Neuroscientists at Stanford University in California studied the reading skills of 55 children, aged 7 to 15, over a 3-year period. They also took MRI scans of the children’s brains at least 3 times during that period to visualize the growth of two major white-matter tracts—bundles of nerve fibers that connect brain regions. They found that differences in the growth of these tracts predicted variations in reading ability.
White-matter growth is governed by two processes: pruning, in which extraneous nerve fibers and neuronal connections are eliminated, and myelination, in which nerve fibers in the tracts are surrounded by fatty tissue that increases the speed with which they transmit electrical signals. Both are in part determined by experience, so they happen at different times in different people.

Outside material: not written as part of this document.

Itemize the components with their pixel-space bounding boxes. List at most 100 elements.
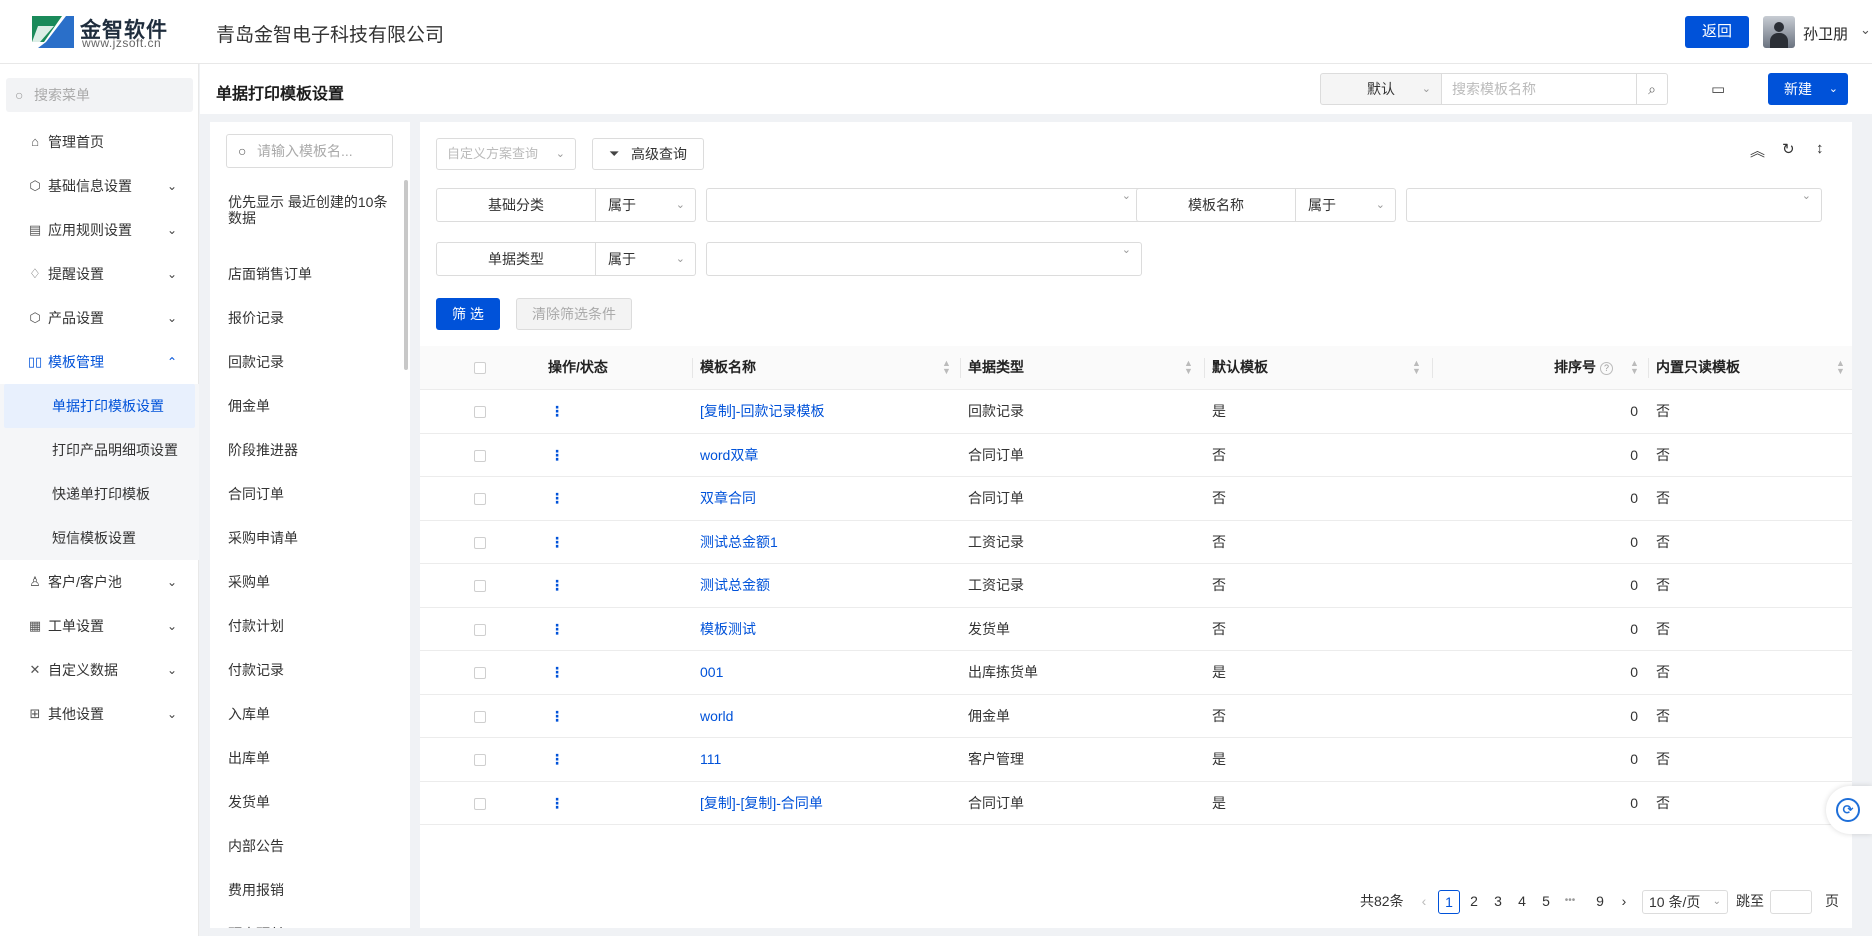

“We think the relative timing of pruning and myelination differs between strong and weak readers,” Stanford’s Jason Yeatman, one of the study authors, told Nature. “In good readers, both processes are unfolding together at an even rate. In poor readers, the two processes are out of sync. You have rapid, early growth, and the tracts develop before [the children] even start learning to read.”
Yeatman added that in future it might be possible to see when pruning is taking place, a period in which children may find it easier to learn to read, and tailor lessons accordingly.